Sunday, October 6, 2013

ADDICTION AND FAMILY

Nick Flynn, Another Bullshit Night in Suck City: A Memoir (New York: Norton, 2004) ("The Zen master tells me that my body is the communication of my father's body. This is a hard fact, he says. By now I've already spent countless hours in twelve-step meetings, perched on a folding chair, listening to sorry-assed people tell sorry-assed tales in one church basement after another. I've heard of a pilot talk about waking up in Paris, not remembering he had flown himself and three hundred passengers in the night before. I've befriended a guy who poured gasoline on his hand and lit it, just to get the morphine.

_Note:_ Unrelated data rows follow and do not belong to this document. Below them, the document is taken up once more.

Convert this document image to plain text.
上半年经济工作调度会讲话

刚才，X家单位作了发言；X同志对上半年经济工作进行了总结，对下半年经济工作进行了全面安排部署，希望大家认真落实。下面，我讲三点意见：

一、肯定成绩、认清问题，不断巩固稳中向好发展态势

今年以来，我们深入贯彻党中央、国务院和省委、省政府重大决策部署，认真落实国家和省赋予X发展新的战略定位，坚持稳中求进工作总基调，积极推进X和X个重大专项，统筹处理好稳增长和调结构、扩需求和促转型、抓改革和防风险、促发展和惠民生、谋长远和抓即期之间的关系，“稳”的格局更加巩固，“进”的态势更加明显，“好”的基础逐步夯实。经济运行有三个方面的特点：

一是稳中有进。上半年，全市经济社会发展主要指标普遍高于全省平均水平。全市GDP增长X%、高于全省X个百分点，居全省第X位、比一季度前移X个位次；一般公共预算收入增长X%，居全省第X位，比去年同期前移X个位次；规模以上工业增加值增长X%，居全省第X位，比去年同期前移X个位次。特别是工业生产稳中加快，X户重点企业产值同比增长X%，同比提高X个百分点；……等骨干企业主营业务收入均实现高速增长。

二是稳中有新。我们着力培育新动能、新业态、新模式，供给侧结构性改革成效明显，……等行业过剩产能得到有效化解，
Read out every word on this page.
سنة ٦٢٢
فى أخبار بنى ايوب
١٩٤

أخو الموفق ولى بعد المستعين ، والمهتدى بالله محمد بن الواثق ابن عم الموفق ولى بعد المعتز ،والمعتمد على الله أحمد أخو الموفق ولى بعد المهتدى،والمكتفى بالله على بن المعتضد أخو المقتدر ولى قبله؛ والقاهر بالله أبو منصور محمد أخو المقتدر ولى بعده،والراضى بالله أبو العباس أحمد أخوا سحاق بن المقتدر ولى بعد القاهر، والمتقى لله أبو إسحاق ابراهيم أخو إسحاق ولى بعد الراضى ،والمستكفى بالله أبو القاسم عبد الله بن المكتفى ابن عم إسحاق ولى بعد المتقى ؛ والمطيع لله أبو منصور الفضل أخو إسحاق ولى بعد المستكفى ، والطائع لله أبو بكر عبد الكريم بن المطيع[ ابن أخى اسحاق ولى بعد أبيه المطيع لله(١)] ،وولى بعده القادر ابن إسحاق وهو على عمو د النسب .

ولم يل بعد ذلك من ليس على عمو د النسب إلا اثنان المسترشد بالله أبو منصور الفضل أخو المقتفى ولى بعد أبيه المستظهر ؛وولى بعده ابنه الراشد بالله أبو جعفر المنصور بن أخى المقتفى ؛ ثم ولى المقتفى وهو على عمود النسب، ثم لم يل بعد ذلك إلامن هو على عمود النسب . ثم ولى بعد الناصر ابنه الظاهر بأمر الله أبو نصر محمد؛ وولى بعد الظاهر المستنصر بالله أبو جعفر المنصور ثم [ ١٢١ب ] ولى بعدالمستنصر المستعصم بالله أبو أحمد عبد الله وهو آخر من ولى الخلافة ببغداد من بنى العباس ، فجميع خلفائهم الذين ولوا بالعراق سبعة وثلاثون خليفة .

It takes a year to realize I am no different form anyone else. The Zen master says that if I can understand the nature of my body I will understand the cosmos--this is one promise of Buddhism. Unfortunately, I learn, the path to understanding is through my father's body, which, it seems, is my body, inescapably. To be caught in a notion of self is bad. To be caught in a notion of nonself is worse. I saw him sleeping in the sun on a bench on the Esplanade, He  rose and staggered to the edge of the river to piss. Jesus said, Forgive! Buddha said, Awaken! The first warm day of spring, families out for a Sunday stroll. I watch them watch him, saw how they steered clear. That fucking little girl." Id. at 292-293.).